The work fulfills a long-standing aim of being able to study how listeria wreaks its biomedical havoc -- not in a patient, but in an easily managed laboratory animal. The German team is already learning details about how the microbe spreads to organs such as the liver -- information that could lead to better treatments.

Stephen S. Morse, a senior investigator at the National Center for Disaster Preparedness at Columbia University's Mailman School of Public Health, praised the work. "To be able to study how a disease actually progresses . . . you need to have a good model system," Morse said.

But he, along with others, expressed concern about how the technology might be used. "If this were a mouse disease engineered to work in humans, that would be a different story," Morse said.

Echoing the recommendations of the National Academies, the National Science Advisory Board for Biosecurity -- part of the National Institutes of Health -- has called for extra layers of review before the publication of research that shows how to "alter the host range . . . of a biological agent."
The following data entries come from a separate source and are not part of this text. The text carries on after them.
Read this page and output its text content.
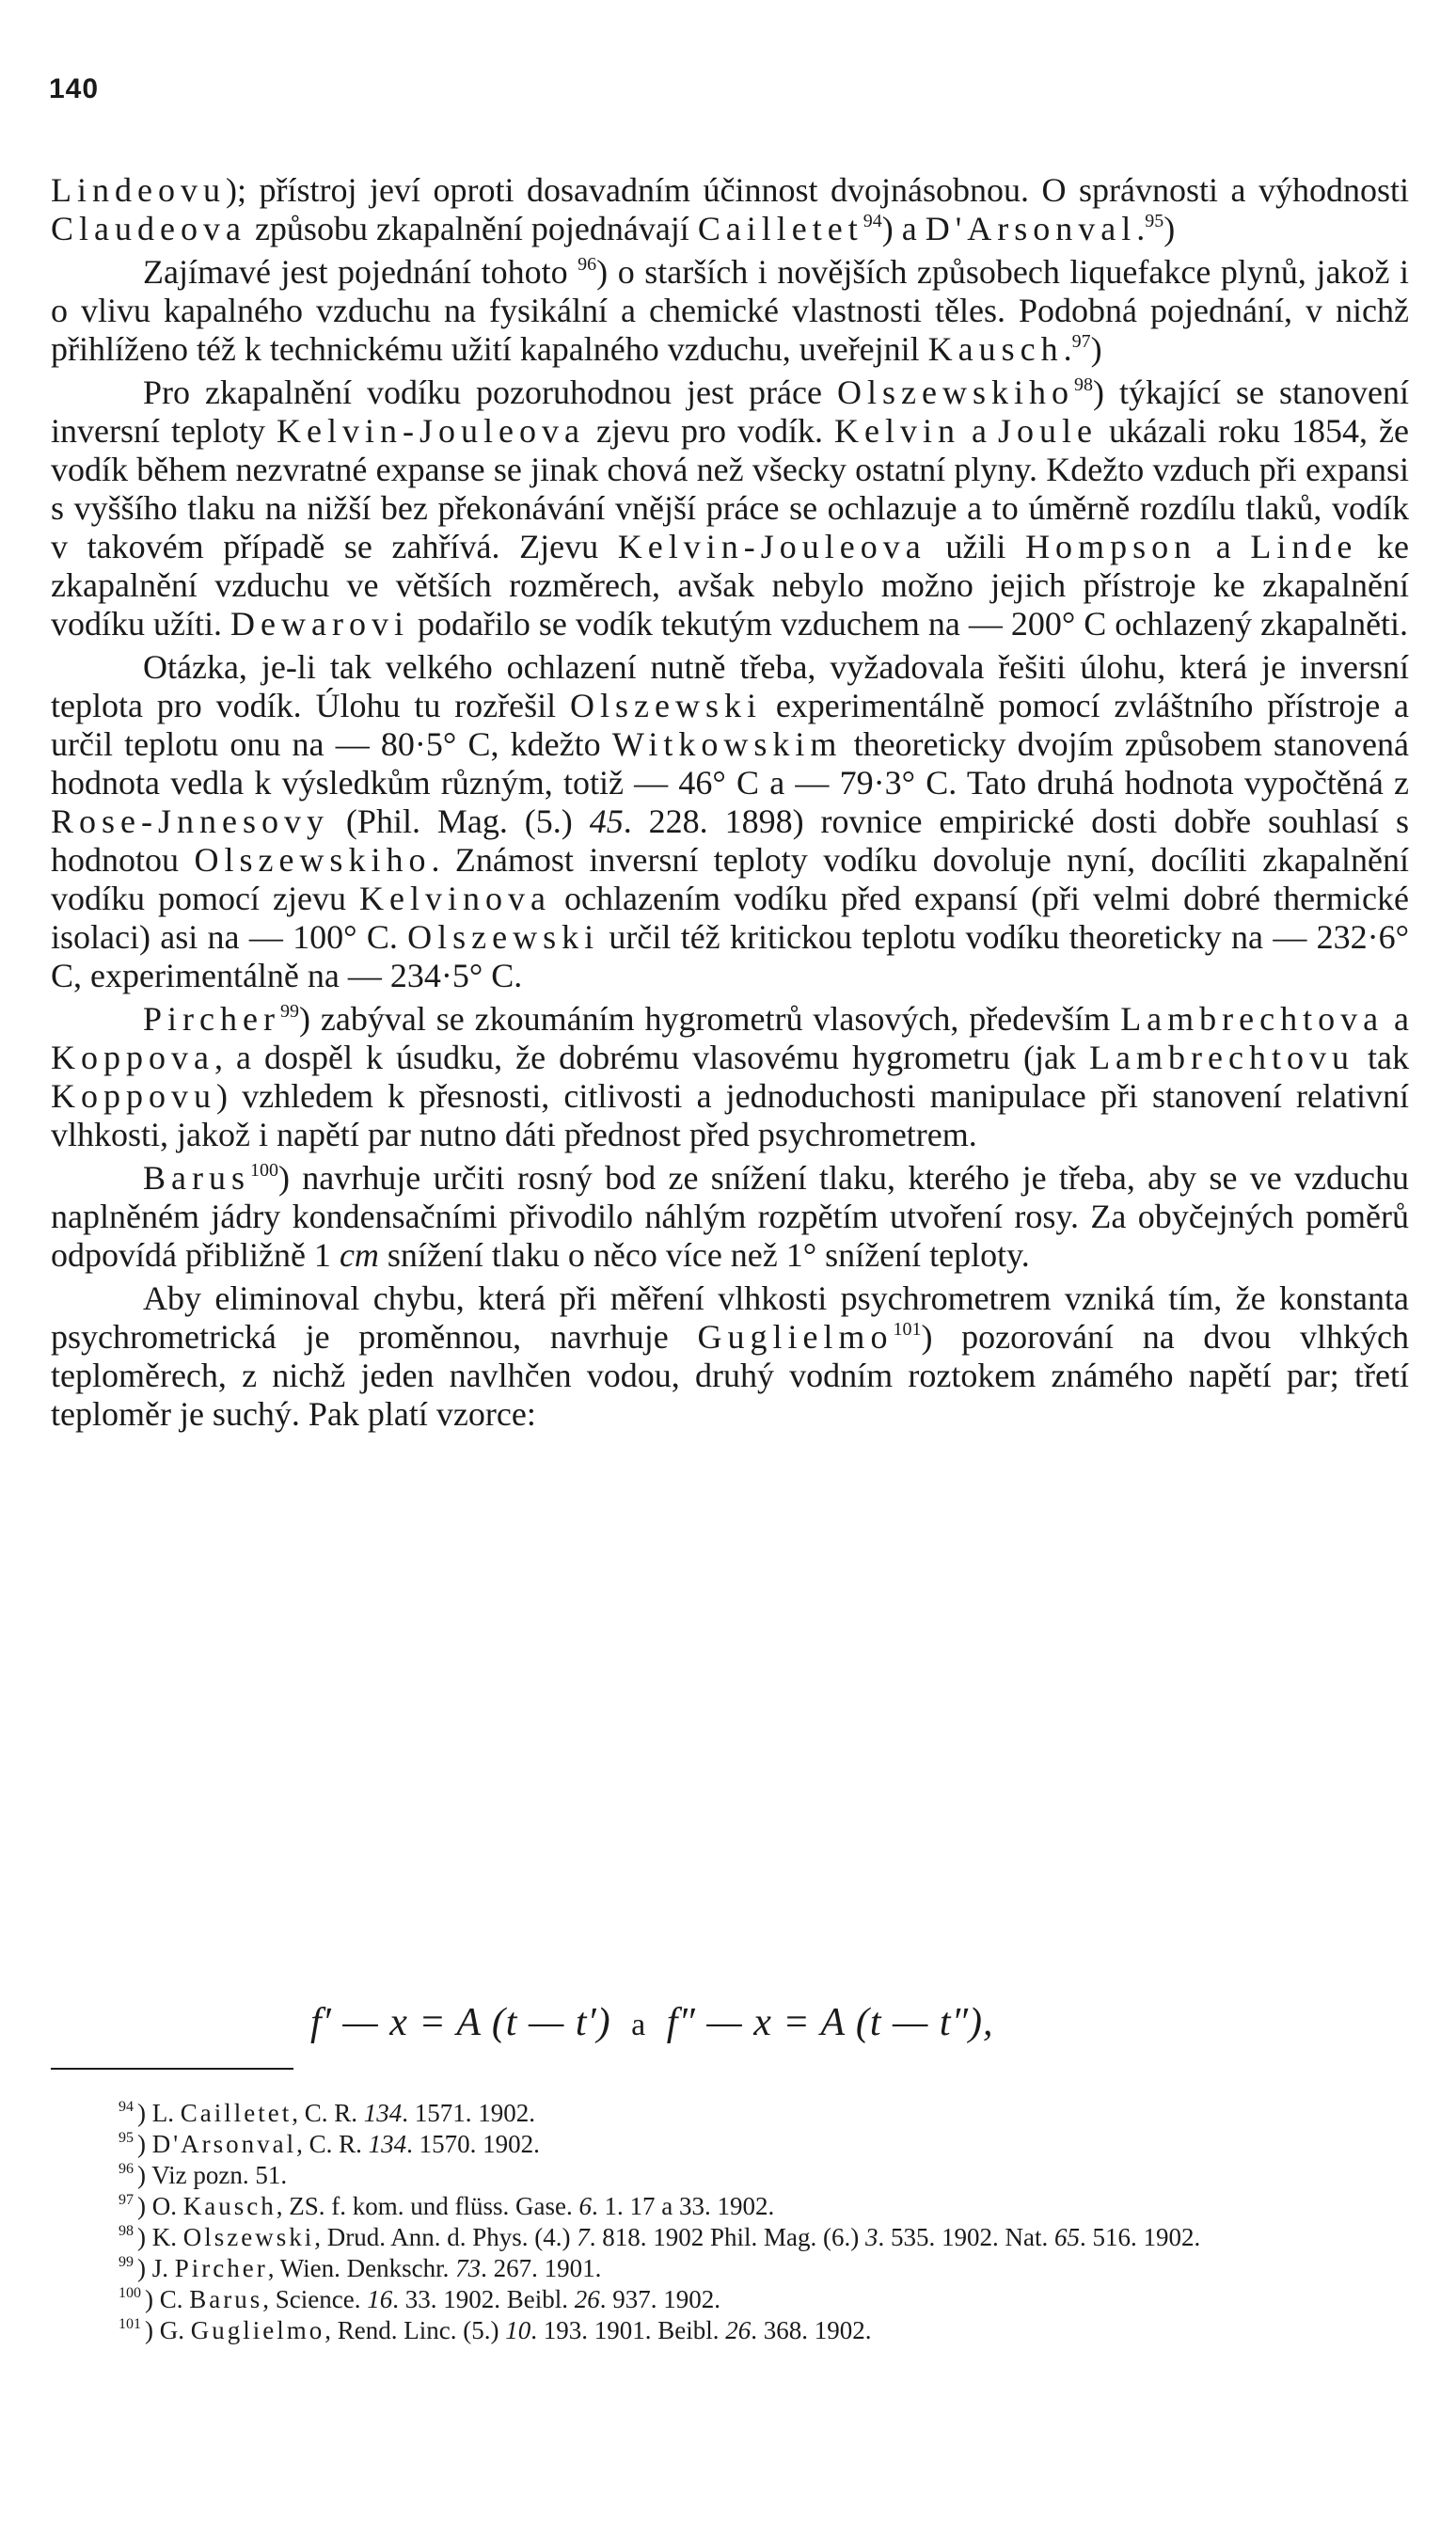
140

Lindeovu); přístroj jeví oproti dosavadním účinnost dvojnásobnou. O správnosti a výhodnosti Claudeova způsobu zkapalnění pojednávají Cailletet$^{94}$) a D'Arsonval.$^{95}$)

Zajímavé jest pojednání tohoto $^{96}$) o starších i novějších způsobech liquefakce plynů, jakož i o vlivu kapalného vzduchu na fysikální a chemické vlastnosti těles. Podobná pojednání, v nichž přihlíženo též k technickému užití kapalného vzduchu, uveřejnil Kausch.$^{97}$)

Pro zkapalnění vodíku pozoruhodnou jest práce Olszewskiho$^{98}$) týkající se stanovení inversní teploty Kelvin-Jouleova zjevu pro vodík. Kelvin a Joule ukázali roku 1854, že vodík během nezvratné expanse se jinak chová než všecky ostatní plyny. Kdežto vzduch při expansi s vyššího tlaku na nižší bez překonávání vnější práce se ochlazuje a to úměrně rozdílu tlaků, vodík v takovém případě se zahřívá. Zjevu Kelvin-Jouleova užili Hompson a Linde ke zkapalnění vzduchu ve větších rozměrech, avšak nebylo možno jejich přístroje ke zkapalnění vodíku užíti. Dewarovi podařilo se vodík tekutým vzduchem na — 200° C ochlazený zkapalněti.

Otázka, je-li tak velkého ochlazení nutně třeba, vyžadovala řešiti úlohu, která je inversní teplota pro vodík. Úlohu tu rozřešil Olszewski experimentálně pomocí zvláštního přístroje a určil teplotu onu na — 80·5° C, kdežto Witkowskim theoreticky dvojím způsobem stanovená hodnota vedla k výsledkům různým, totiž — 46° C a — 79·3° C. Tato druhá hodnota vypočtěná z Rose-Jnnesovy (Phil. Mag. (5.) 45. 228. 1898) rovnice empirické dosti dobře souhlasí s hodnotou Olszewskiho. Známost inversní teploty vodíku dovoluje nyní, docíliti zkapalnění vodíku pomocí zjevu Kelvinova ochlazením vodíku před expansí (při velmi dobré thermické isolaci) asi na — 100° C. Olszewski určil též kritickou teplotu vodíku theoreticky na — 232·6° C, experimentálně na — 234·5° C.

Pircher$^{99}$) zabýval se zkoumáním hygrometrů vlasových, především Lambrechtova a Koppova, a dospěl k úsudku, že dobrému vlasovému hygrometru (jak Lambrechtovu tak Koppovu) vzhledem k přesnosti, citlivosti a jednoduchosti manipulace při stanovení relativní vlhkosti, jakož i napětí par nutno dáti přednost před psychrometrem.

Barus$^{100}$) navrhuje určiti rosný bod ze snížení tlaku, kterého je třeba, aby se ve vzduchu naplněném jádry kondensačními přivodilo náhlým rozpětím utvoření rosy. Za obyčejných poměrů odpovídá přibližně 1 cm snížení tlaku o něco více než 1° snížení teploty.

Aby eliminoval chybu, která při měření vlhkosti psychrometrem vzniká tím, že konstanta psychrometrická je proměnnou, navrhuje Guglielmo$^{101}$) pozorování na dvou vlhkých teploměrech, z nichž jeden navlhčen vodou, druhý vodním roztokem známého napětí par; třetí teploměr je suchý. Pak platí vzorce:

f′ — x = A (t — t′) a f″ — x = A (t — t″),

$^{94}$ ) L. Cailletet, C. R. 134. 1571. 1902.

$^{95}$ ) D'Arsonval, C. R. 134. 1570. 1902.

$^{96}$ ) Viz pozn. 51.

$^{97}$ ) O. Kausch, ZS. f. kom. und flüss. Gase. 6. 1. 17 a 33. 1902.

$^{98}$ ) K. Olszewski, Drud. Ann. d. Phys. (4.) 7. 818. 1902 Phil. Mag. (6.) 3. 535. 1902. Nat. 65. 516. 1902.

$^{99}$ ) J. Pircher, Wien. Denkschr. 73. 267. 1901.

$^{100}$ ) C. Barus, Science. 16. 33. 1902. Beibl. 26. 937. 1902.

$^{101}$ ) G. Guglielmo, Rend. Linc. (5.) 10. 193. 1901. Beibl. 26. 368. 1902.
Emilie Marcus, Cell's editor, said she has "a somewhat dissenting opinion" about the value of such reviews. "Issues were discussed and raised" internally, she said.

Microbiologist Ronald M. Atlas, a key player in the development of guidelines for the publication of dual-use microbial research, said the paper raises some concerns because "it gives you more of the mechanics" of how to change a bacterium's ability to infect others. But he said he was not convinced that the technique could easily work on other microbes, for which the required adaptation may be far more complicated.

"It's a very good thing to be able to do experiments in mice that will help protect humans," said Atlas, co-director of the University of Louisville's Center for Health Hazards Preparedness. So dissemination should be encouraged, he said, unless it would pose "a clear and present danger."